Agarose
REF : 201002-S/M
Storage Condition
Components
Description
Quality Control
1. Notes
Gel strength (1% gel): > 1200 g/cm2;
Electro-osmosis(EEO): < 0.15;
Sulfide: ≤ 0.15%;
Gel point (1.5% gel): 35~37℃ ;
Melting point (1.5% gel): 87~89℃ ;
Moisture: ≤ 10%;
No detectable nucleases.
Protocol
2. Method of preparing agarose gel:
❶ Determine the amount of agarose solution needed to cast your gel.
Add buffer (TAE or TBE) into a flask that can hold 2~4 times the volume
of your agarose solution.
Note: The buffer used for making the gel and the electrophoresis buffer should be
the same.
❷ Weigh the required amount of agarose powder, and slowly sprinkle
it into the flask. Cover the mouth of the flask. Place the flask in the
microwave oven and heat the solution until it's boiled. Remove the flask
carefully, and swirl gently to resuspend any agarose particles. Repeat
the above steps for several times, until all the agarose particles are
dissolved.
Note: The agarose should be melted using a method of multiple short boils to
avoid overheating and boiling over. At the same time, the agarose should be
completely dissolved to avoid a blurry gel image.
❸ Add nucleic acid dye to the fully melted agarose.
❹ Pour the agarose solution into the casting tray and insert a comb at an appropriate position. The gel thickness is usually between 3~5 mm.

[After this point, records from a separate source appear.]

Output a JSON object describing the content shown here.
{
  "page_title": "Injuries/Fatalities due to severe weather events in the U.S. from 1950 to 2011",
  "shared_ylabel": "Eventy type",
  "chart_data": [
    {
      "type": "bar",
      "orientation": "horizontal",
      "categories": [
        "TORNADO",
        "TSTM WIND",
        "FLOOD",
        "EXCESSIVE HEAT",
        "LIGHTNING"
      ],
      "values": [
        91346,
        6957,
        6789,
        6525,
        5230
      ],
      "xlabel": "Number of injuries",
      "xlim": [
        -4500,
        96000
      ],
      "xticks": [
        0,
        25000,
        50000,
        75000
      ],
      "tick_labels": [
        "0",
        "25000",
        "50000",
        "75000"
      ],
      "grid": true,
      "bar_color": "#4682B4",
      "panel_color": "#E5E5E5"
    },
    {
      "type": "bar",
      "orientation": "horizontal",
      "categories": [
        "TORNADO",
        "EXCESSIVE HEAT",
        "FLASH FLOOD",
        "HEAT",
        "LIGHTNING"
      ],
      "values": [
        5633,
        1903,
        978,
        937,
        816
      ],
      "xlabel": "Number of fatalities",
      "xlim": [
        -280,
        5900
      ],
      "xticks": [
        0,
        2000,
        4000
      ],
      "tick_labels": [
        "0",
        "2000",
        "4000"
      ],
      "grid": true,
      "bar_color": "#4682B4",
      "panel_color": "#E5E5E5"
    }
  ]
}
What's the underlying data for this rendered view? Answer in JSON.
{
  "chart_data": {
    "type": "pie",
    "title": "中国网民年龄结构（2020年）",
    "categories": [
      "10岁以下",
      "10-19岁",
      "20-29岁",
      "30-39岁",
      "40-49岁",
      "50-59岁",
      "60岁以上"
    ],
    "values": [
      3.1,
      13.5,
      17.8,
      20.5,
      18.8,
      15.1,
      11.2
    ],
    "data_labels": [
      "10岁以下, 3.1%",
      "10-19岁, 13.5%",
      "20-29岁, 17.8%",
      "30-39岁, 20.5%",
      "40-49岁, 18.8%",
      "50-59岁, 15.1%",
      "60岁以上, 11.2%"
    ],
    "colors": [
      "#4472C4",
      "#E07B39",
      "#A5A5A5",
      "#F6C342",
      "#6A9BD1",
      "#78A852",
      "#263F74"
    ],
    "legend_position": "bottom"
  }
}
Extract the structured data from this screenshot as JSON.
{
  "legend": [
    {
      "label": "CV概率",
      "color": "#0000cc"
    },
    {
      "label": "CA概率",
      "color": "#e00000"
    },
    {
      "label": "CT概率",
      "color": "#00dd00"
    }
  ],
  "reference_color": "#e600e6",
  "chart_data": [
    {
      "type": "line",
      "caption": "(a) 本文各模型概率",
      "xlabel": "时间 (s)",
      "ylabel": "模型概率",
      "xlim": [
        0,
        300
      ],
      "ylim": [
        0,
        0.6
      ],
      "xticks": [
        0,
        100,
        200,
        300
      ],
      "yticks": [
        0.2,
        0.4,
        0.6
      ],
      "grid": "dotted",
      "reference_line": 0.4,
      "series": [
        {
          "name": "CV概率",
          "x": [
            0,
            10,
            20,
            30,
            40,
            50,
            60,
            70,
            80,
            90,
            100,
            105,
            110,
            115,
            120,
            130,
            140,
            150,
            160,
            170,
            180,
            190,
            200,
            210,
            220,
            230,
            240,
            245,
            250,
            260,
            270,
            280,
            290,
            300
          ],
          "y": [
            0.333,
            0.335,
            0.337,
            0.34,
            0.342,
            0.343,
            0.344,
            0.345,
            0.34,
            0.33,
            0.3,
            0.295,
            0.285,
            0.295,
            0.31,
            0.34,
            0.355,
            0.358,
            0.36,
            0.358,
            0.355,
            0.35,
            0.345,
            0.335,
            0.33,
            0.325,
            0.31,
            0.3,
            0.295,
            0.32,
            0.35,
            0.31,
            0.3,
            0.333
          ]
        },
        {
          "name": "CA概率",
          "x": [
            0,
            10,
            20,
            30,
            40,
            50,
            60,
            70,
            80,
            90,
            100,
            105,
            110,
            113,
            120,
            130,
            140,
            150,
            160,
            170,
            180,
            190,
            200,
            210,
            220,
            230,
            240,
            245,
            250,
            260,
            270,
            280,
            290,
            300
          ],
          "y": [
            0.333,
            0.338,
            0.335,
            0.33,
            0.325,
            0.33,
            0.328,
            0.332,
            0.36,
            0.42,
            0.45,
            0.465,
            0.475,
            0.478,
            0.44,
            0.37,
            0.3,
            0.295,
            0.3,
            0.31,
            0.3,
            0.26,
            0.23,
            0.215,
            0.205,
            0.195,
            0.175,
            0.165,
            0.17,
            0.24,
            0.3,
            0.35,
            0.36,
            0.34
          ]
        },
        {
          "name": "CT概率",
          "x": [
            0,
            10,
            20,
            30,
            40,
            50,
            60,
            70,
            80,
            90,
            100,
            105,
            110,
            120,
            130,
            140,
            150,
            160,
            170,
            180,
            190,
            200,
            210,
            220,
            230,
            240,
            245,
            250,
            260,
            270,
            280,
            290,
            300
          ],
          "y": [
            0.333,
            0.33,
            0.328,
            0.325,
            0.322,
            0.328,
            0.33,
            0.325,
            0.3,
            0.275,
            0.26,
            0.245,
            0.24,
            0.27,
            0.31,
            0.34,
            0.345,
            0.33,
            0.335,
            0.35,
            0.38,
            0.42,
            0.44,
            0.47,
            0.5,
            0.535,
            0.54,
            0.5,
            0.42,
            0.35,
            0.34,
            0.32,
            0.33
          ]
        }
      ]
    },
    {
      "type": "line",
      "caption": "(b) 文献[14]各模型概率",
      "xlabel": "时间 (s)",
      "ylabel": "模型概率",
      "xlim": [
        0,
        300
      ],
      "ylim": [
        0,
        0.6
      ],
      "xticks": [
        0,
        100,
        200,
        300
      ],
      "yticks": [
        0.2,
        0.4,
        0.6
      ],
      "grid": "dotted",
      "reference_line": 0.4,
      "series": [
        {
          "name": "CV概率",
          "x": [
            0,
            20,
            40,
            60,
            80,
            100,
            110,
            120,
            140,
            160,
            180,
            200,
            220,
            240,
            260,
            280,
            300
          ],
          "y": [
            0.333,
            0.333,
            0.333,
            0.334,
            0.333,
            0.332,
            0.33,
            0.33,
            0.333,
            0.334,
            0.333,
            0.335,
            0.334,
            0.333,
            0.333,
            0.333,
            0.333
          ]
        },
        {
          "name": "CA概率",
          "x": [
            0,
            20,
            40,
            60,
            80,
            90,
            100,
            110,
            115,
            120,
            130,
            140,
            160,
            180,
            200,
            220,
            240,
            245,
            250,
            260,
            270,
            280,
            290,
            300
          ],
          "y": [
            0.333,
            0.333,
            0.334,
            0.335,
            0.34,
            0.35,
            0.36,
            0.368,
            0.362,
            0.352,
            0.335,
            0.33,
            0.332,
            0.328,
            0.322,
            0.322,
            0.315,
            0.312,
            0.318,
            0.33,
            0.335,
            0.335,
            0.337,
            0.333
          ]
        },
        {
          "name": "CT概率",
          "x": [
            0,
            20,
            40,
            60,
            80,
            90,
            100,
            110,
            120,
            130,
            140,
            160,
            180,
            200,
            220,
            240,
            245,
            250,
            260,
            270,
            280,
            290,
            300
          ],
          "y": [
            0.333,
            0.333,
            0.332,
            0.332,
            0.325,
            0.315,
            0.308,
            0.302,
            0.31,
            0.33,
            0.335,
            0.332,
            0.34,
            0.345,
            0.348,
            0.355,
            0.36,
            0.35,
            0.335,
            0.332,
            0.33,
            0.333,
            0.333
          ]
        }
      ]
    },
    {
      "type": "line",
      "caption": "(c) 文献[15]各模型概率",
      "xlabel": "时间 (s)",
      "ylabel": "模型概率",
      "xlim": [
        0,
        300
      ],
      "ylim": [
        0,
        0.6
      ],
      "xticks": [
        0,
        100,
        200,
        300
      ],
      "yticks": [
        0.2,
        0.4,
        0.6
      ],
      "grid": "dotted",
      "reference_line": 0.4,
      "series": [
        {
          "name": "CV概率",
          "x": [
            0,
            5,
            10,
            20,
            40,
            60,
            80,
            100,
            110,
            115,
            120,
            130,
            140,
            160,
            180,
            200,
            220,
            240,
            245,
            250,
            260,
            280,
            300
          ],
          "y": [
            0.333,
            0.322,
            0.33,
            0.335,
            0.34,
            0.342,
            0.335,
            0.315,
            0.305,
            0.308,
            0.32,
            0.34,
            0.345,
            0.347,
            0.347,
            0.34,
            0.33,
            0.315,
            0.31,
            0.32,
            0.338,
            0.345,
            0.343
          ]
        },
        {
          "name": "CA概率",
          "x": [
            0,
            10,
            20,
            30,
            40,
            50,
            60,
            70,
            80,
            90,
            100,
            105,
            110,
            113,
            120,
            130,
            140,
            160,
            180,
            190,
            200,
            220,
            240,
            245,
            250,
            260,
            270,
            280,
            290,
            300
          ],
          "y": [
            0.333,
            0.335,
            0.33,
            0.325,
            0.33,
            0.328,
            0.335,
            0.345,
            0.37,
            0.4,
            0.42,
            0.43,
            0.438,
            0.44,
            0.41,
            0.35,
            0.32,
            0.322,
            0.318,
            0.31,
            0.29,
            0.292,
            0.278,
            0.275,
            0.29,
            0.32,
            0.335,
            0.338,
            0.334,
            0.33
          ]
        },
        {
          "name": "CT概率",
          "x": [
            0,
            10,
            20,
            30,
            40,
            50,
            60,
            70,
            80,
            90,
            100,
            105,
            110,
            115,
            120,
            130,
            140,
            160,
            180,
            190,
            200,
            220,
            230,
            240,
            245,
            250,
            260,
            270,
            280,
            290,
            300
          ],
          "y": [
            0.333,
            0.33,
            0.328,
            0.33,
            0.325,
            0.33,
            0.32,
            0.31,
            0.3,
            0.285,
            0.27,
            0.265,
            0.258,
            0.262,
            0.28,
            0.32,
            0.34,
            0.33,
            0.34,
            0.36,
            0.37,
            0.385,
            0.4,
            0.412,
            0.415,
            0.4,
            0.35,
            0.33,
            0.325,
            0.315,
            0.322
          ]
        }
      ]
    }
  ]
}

❺ Let the gel solidify at room temperature (approximately 30 min to 1 h) and then place it in the electrophoresis tank for electrophoresis.
Notice
1. Melting agarose may cause boiling, be careful not to burn yourself.
2. If carcinogenic fluorescent dyes such as ethidium bromide are used for gel nucleic acid staining, gloves should be worn.
3. If the prepared gel is not used immediately, soak the gel in electrophoresis buffer (TAE or TBE) for storage to prevent the gel from drying and cracking.